Diante do quadro de regressão social que atinge os países ditos
desenvolvidos, um grupo de economistas formados pela Unicamp decidiu
elaborar um “Manifesto em Defesa da Civilização”.


“Estamos, hoje, vivendo uma crise que nega os princípios fundamentais
que regem a vida civilizada e democrática? Quanto tempo mais a
humanidade suportará tamanha regressão?” – pergunta o manifesto.


As respostas para tais questões, acrescenta, não serão encontradas nos
meios de comunicação de massa, “ocupados hoje por aparatos comprometidos
com a força dos mais fortes e controlado pela hegemonia das
banalidades”.


Leia abaixo a íntegra do manifesto:

Manifesto em defesa da civilização


Vivemos hoje um período de profunda regressão social nos países ditos
desenvolvidos. A crise atual apenas explicita a regressão e a torna mais
dramática. Os exemplos multiplicam-se. Em Madri uma jovem de 33 anos,
outrora funcionária dos Correios, vasculha o lixo colocado do lado de
fora de um supermercado. Também em Girona, na Espanha, diante do mesmo
problema a Prefeitura mandou colocar cadeados nas latas de lixo. O
objetivo alegado é preservar a saúde das pessoas.


Em Atenas, na movimentada Praça Syntagma situada em frente ao
Parlamento, Dimitris Christoulas, químico aposentado de 77 anos, atira
contra a própria cabeça numa manhã de quarta-feira. Na nota de suicídio
ele afirma ser essa a única solução digna possível frente a um Governo
que aniquilou todas as chances de uma sobrevivência civilizada. Depois
de anos de precários trabalhos temporários o italiano Angelo di Carlo,
de 54 anos, ateou fogo a si próprio dentro de um carro estacionado em
frente à sede de um órgão público de Bologna.


Em toda zona do euro cresce a prática medieval de anonimamente abandonar
bebês dentro de caixas nas portas de hospitais e igrejas. A Inglaterra
do Lord Beveridge, um dos inspiradores do Welfare State, vem cortando
recorrentemente alguns serviços especializados para idosos e doentes
terminais.
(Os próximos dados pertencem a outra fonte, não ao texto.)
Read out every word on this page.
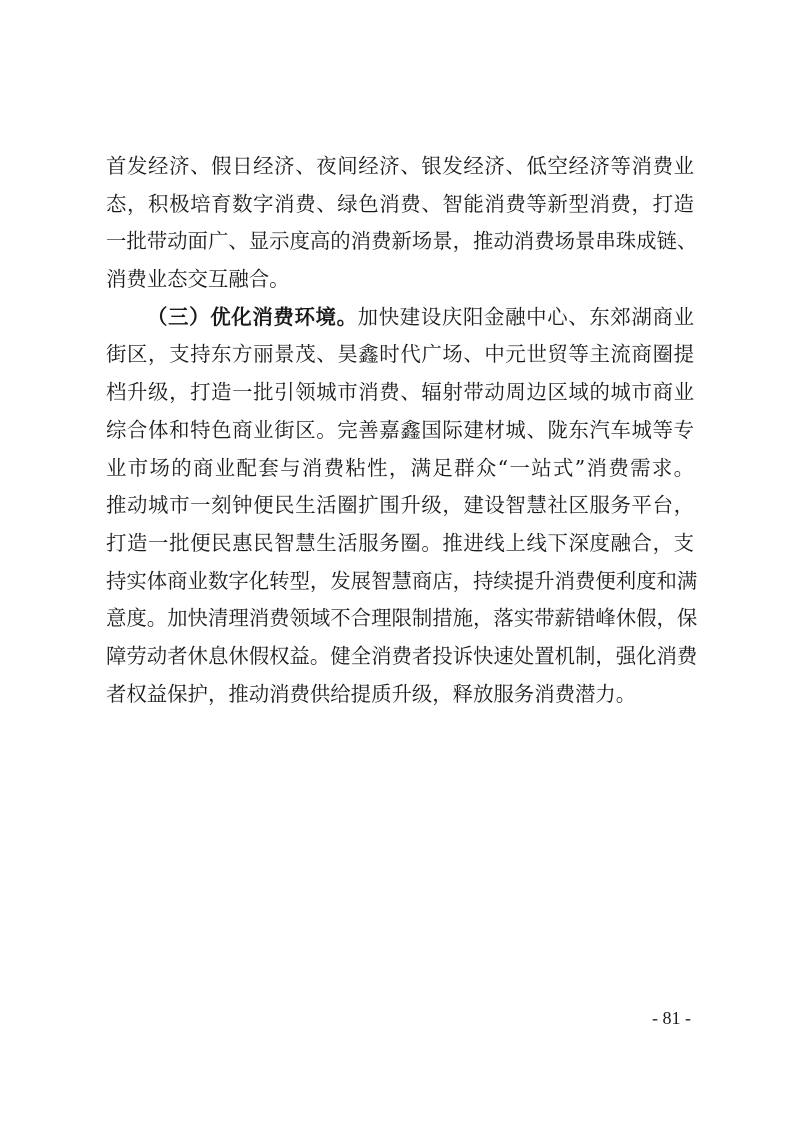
首发经济、假日经济、夜间经济、银发经济、低空经济等消费业
态，积极培育数字消费、绿色消费、智能消费等新型消费，打造
一批带动面广、显示度高的消费新场景，推动消费场景串珠成链、
消费业态交互融合。
（三）优化消费环境。加快建设庆阳金融中心、东郊湖商业
街区，支持东方丽景茂、昊鑫时代广场、中元世贸等主流商圈提
档升级，打造一批引领城市消费、辐射带动周边区域的城市商业
综合体和特色商业街区。完善嘉鑫国际建材城、陇东汽车城等专
业市场的商业配套与消费粘性，满足群众“一站式”消费需求。
推动城市一刻钟便民生活圈扩围升级，建设智慧社区服务平台，
打造一批便民惠民智慧生活服务圈。推进线上线下深度融合，支
持实体商业数字化转型，发展智慧商店，持续提升消费便利度和满
意度。加快清理消费领域不合理限制措施，落实带薪错峰休假，保
障劳动者休息休假权益。健全消费者投诉快速处置机制，强化消费
者权益保护，推动消费供给提质升级，释放服务消费潜力。
- 81 -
Cortes substantivos no valor das aposentadorias e pensões
constituem uma realidade cada vez mais presente para muitos integrantes
da chamada comunidade europeia. Por toda a Europa, museus, teatros,
bibliotecas e universidades públicas sofrem cortes sistemáticos em seus
orçamentos. Em muitas empresas e órgãos públicos é cada vez mais comum a
prática de trabalhar sem receber. Ainda oficialmente empregado é
possível, ao menos, manter a esperança de um dia ter seus vencimentos
efetivamente pagos. Em pior situação está o desempregado. Grande parte
deles são jovens altamente qualificados.


A massa crescente de excluídos não é um fenômeno apenas europeu. O mesmo
acontece nos EUA. Ali, mais do que em outros países, a taxa de
desemprego tomada isoladamente não sintetiza mais a real situação do
mercado de trabalho. A grande maioria daqueles que hoje estão empregados
ocupam postos de trabalhos precários e em tempo parcial concentrados no
setor de serviços. Grande parte dos postos mais qualificados e de
melhor remuneração da indústria de transformação foram destruídos pela
concorrência chinesa.


Nesse cenário, a classe média vai sendo espremida, a mobilidade social é
para baixo e o mercado de trabalho vai ficando cada vez mais polarizado
no país das oportunidades. No extremo superior, pouquíssimos executivos
bem remunerados que têm sua renda diretamente atrelada ao mercado
financeiro. No extremo inferior, uma massa de serviçais pessoais mal
pagos sem nenhuma segurança, que vivem uma realidade não muito diferente
dos mais de 100 milhões que recebem algum tipo de assistência direta do
Estado. O Welfare State, ao invés de se espalhar pelo planeta,
encampando as tradicionais hordas de excluídos, encolhe, aumentando a
quantidade de deserdados.


Muitos dirão que essa situação será revertida com a suposta volta do
crescimento econômico e a retomada do investimento na indústria de
transformação nestes países. Não é verdade. É preciso aceitar
rapidamente o seguinte fato: no capitalismo, o inevitável avanço do
progresso tecnológico torna o trabalho redundante. O exponencial aumento
da produtividade e da produção industrial é acompanhado pela constante
redução da necessidade de trabalhadores diretos. Uma vez excluídos,
reincorporam-se – aqueles que o conseguem – como serviçais baratos
dentro de um circuito de renda comandado pelos detentores da maior
parcela da riqueza disponível. Por isso mesmo, a crescente desigualdade
de renda é funcional para explicar a dinâmica desse mercado de trabalho
polarizado.


Diante desse quadro, uma pergunta torna-se inevitável: estamos nós,
hoje, vivendo uma crise que nega os princípios fundamentais que regem a
vida civilizada e democrática? E se isso for verdade: quanto tempo mais a
humanidade suportará tamanha regressão?


A angústia torna-se ainda maior quando constatamos que as possibilidades
de conforto material para a grande maioria da população deste planeta
são reais. É preciso agradecer ao capitalismo, e ao seu desatinado
desenvolvimento, pela exuberância de riqueza gerada. Ele proporcionou ao
homem o domínio da natureza e uma espantosa capacidade de produzir em
larga escala os bens essenciais para as satisfações das necessidades
humanas imediatas. Diante dessa riqueza, é difícil encontrar razões para
explicar a escassez de comida, de transporte, de saúde, de moradia, de
segurança contra a velhice, etc. Numa expressão, escassez de bem estar!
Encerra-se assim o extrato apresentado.